BNP should re-think its response to RPO
THE Bangladesh Nationalist Party has rejected the provisions of the Representation of the People Ordinance (RPO) promulgated on August 19 in their entirety. It is a most unfortunate position for the party to have adopted. What makes it even more worrying is that the BNP has not given out the reasons behind its rejection of the RPO.
We as a responsible media take BNP's rejection very seriously and hence would like to know the reasons, arguments and facts behind such a sweeping rejection. But regrettably no explanation has been forthcoming except that there is not enough time left to carry out the reform. The problem of time limitation is something we sympathise with and squarely blame the Election Commission for having created it by taking far too long in readying the RPO.
But the whole of RPO cannot be rejected just on the basis of time constraint.
We need to state yet once more that the people of Bangladesh expect qualitative changes to come about in national politics through the general elections in December this year. Such provisions of the RPO as doing away with overseas branches of political parties, the requirement for intending candidates to provide the Election Commission with eight items of information about themselves, measures regarding a violation of the code of conduct, women's increased representation in party committees and a bottom-up nomination process vis-à-vis the selection of party candidates for elections certainly merit serious consideration. All of us are eagerly waiting for a transition back to democratic government, of the kind that will really and truly deliver the goods and thereby provide meaningful substance to our projected structure of political pluralism. The cavalier fashion in which the party rejected the ordinance ought not to have come from the BNP when the nation pretty much overwhelmingly agrees that reforms in the political process are today an absolute necessity. We will therefore reiterate here that the nation deserves better than the obstructionist position put forth by the BNP.
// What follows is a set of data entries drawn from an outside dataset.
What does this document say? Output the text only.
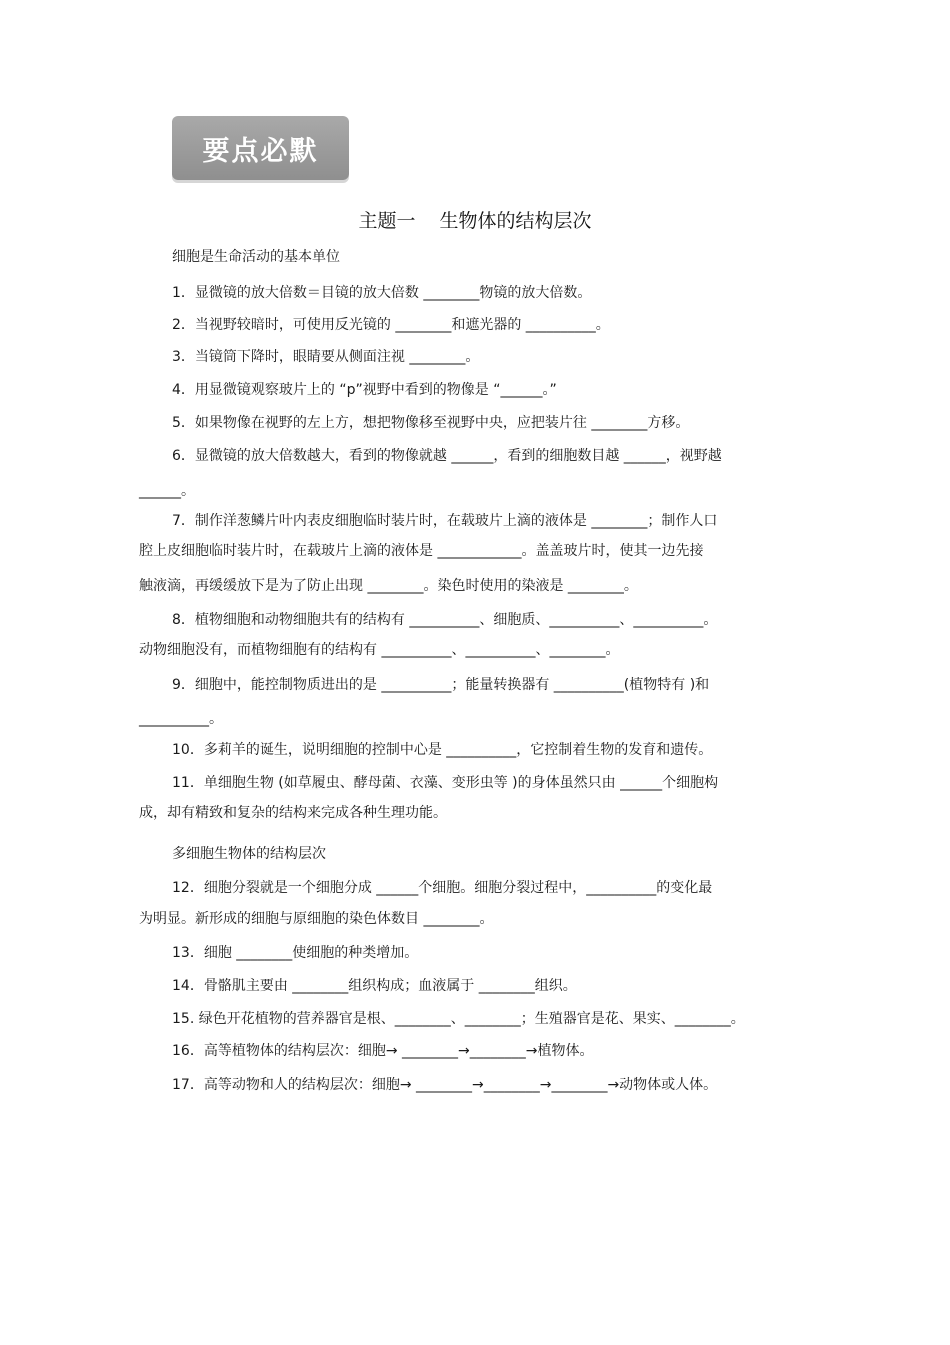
要点必默
主题一 生物体的结构层次
细胞是生命活动的基本单位
1．显微镜的放大倍数＝目镜的放大倍数 ________物镜的放大倍数。
2．当视野较暗时，可使用反光镜的 ________和遮光器的 __________。
3．当镜筒下降时，眼睛要从侧面注视 ________。
4．用显微镜观察玻片上的 “p”视野中看到的物像是 “______。”
5．如果物像在视野的左上方，想把物像移至视野中央，应把装片往 ________方移。
6．显微镜的放大倍数越大，看到的物像就越 ______，看到的细胞数目越 ______，视野越
______。
7．制作洋葱鳞片叶内表皮细胞临时装片时，在载玻片上滴的液体是 ________；制作人口
腔上皮细胞临时装片时，在载玻片上滴的液体是 ____________。盖盖玻片时，使其一边先接
触液滴，再缓缓放下是为了防止出现 ________。染色时使用的染液是 ________。
8．植物细胞和动物细胞共有的结构有 __________、细胞质、__________、__________。
动物细胞没有，而植物细胞有的结构有 __________、__________、________。
9．细胞中，能控制物质进出的是 __________；能量转换器有 __________(植物特有 )和
__________。
10．多莉羊的诞生，说明细胞的控制中心是 __________，它控制着生物的发育和遗传。
11．单细胞生物 (如草履虫、酵母菌、衣藻、变形虫等 )的身体虽然只由 ______个细胞构
成，却有精致和复杂的结构来完成各种生理功能。
多细胞生物体的结构层次
12．细胞分裂就是一个细胞分成 ______个细胞。细胞分裂过程中，__________的变化最
为明显。新形成的细胞与原细胞的染色体数目 ________。
13．细胞 ________使细胞的种类增加。
14．骨骼肌主要由 ________组织构成；血液属于 ________组织。
15. 绿色开花植物的营养器官是根、________、________；生殖器官是花、果实、________。
16．高等植物体的结构层次：细胞→ ________→________→植物体。
17．高等动物和人的结构层次：细胞→ ________→________→________→动物体或人体。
In this context, we note with happiness the response of the Awami League, which has after careful re-evaluation come round to accepting, by and large, the RPO. We now urge the BNP to do the same and thus make it possible for democracy to make a new beachhead in Bangladesh. The national priority today is a revival of elected, transparent and accountable government. Anyone or any party putting up roadblocks to the attainment of such a grand endeavour will really be doing all of us a huge disfavour.